This work addresses the pervasive “grokking” phenomenon—i.e., delayed generalization following prolonged overfitting—in Transformers applied to arithmetic tasks. To tackle this, we propose a neural gradient transformation mechanism: a learnable MLP-based gradient modulation module, designed via bilevel optimization, that dynamically perceives and regulates parameter-wise gradient contributions. We further introduce Absolute Gradient Entropy (AGE), a novel metric that quantitatively characterizes the intrinsic trade-off between generalization capability and model complexity. Finally, we develop a stable, dimensionality-reduction–oriented training paradigm. Experiments demonstrate that our approach reduces the grokking latency by over 50% on average, significantly enhances training stability, and induces sustained model complexity reduction—outperforming conventional regularizers such as weight decay.

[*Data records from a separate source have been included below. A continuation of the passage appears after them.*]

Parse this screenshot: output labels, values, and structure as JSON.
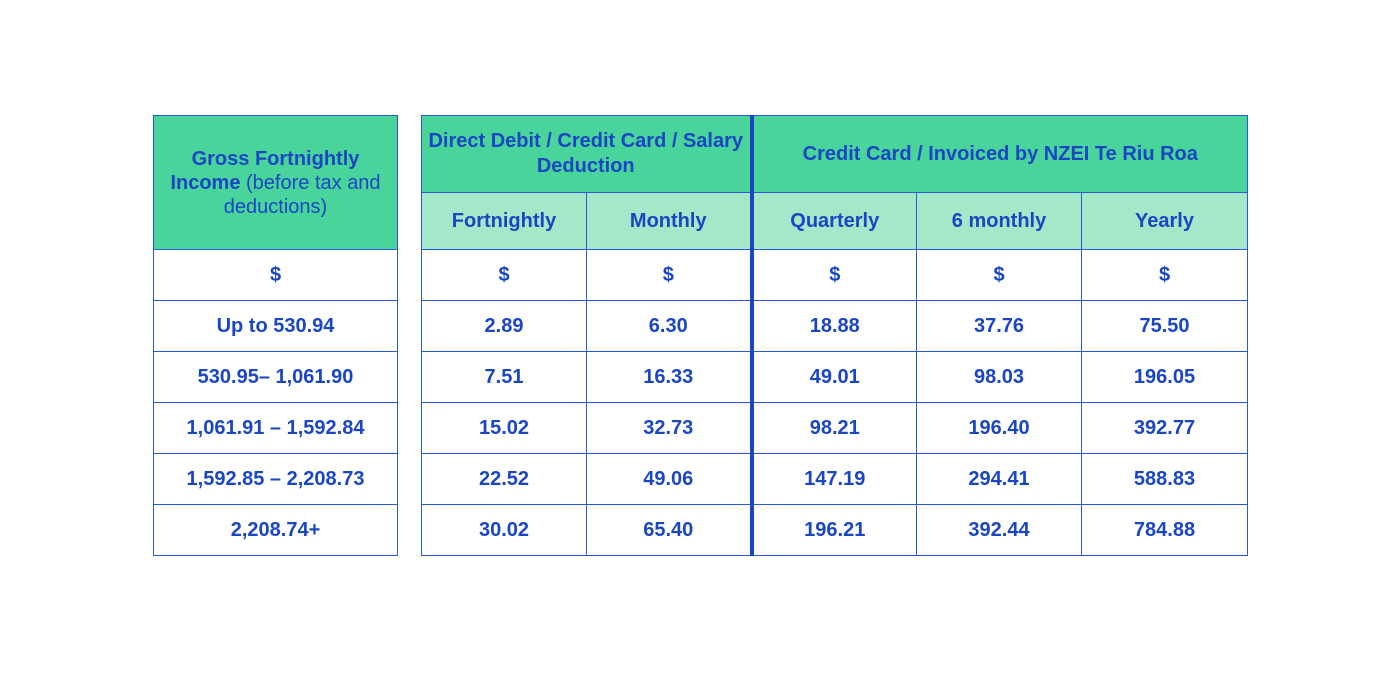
{
  "income_table": {
    "header_bold": "Gross Fortnightly Income",
    "header_normal": " (before tax and deductions)",
    "currency": "$",
    "rows": [
      "Up to 530.94",
      "530.95– 1,061.90",
      "1,061.91 – 1,592.84",
      "1,592.85 – 2,208.73",
      "2,208.74+"
    ]
  },
  "rates_table": {
    "group1": "Direct Debit / Credit Card / Salary Deduction",
    "group2": "Credit Card / Invoiced by NZEI Te Riu Roa",
    "columns": [
      "Fortnightly",
      "Monthly",
      "Quarterly",
      "6 monthly",
      "Yearly"
    ],
    "currency": [
      "$",
      "$",
      "$",
      "$",
      "$"
    ],
    "rows": [
      [
        "2.89",
        "6.30",
        "18.88",
        "37.76",
        "75.50"
      ],
      [
        "7.51",
        "16.33",
        "49.01",
        "98.03",
        "196.05"
      ],
      [
        "15.02",
        "32.73",
        "98.21",
        "196.40",
        "392.77"
      ],
      [
        "22.52",
        "49.06",
        "147.19",
        "294.41",
        "588.83"
      ],
      [
        "30.02",
        "65.40",
        "196.21",
        "392.44",
        "784.88"
      ]
    ]
  },
  "colors": {
    "header_dark": "#48d49a",
    "header_light": "#a3e8c9",
    "text_blue": "#1a46c4",
    "border_blue": "#2a5bd7"
  }
}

Grokking is proposed and widely studied as an intricate phenomenon in which generalization is achieved after a long-lasting period of overfitting. In this work, we propose NeuralGrok, a novel gradient-based approach that learns an optimal gradient transformation to accelerate the generalization of transformers in arithmetic tasks. Specifically, NeuralGrok trains an auxiliary module (e.g., an MLP block) in conjunction with the base model. This module dynamically modulates the influence of individual gradient components based on their contribution to generalization, guided by a bilevel optimization algorithm. Our extensive experiments demonstrate that NeuralGrok significantly accelerates generalization, particularly in challenging arithmetic tasks. We also show that NeuralGrok promotes a more stable training paradigm, constantly reducing the model's complexity, while traditional regularization methods, such as weight decay, can introduce substantial instability and impede generalization. We further investigate the intrinsic model complexity leveraging a novel Absolute Gradient Entropy (AGE) metric, which explains that NeuralGrok effectively facilitates generalization by reducing the model complexity. We offer valuable insights on the grokking phenomenon of Transformer models, which encourages a deeper understanding of the fundamental principles governing generalization ability.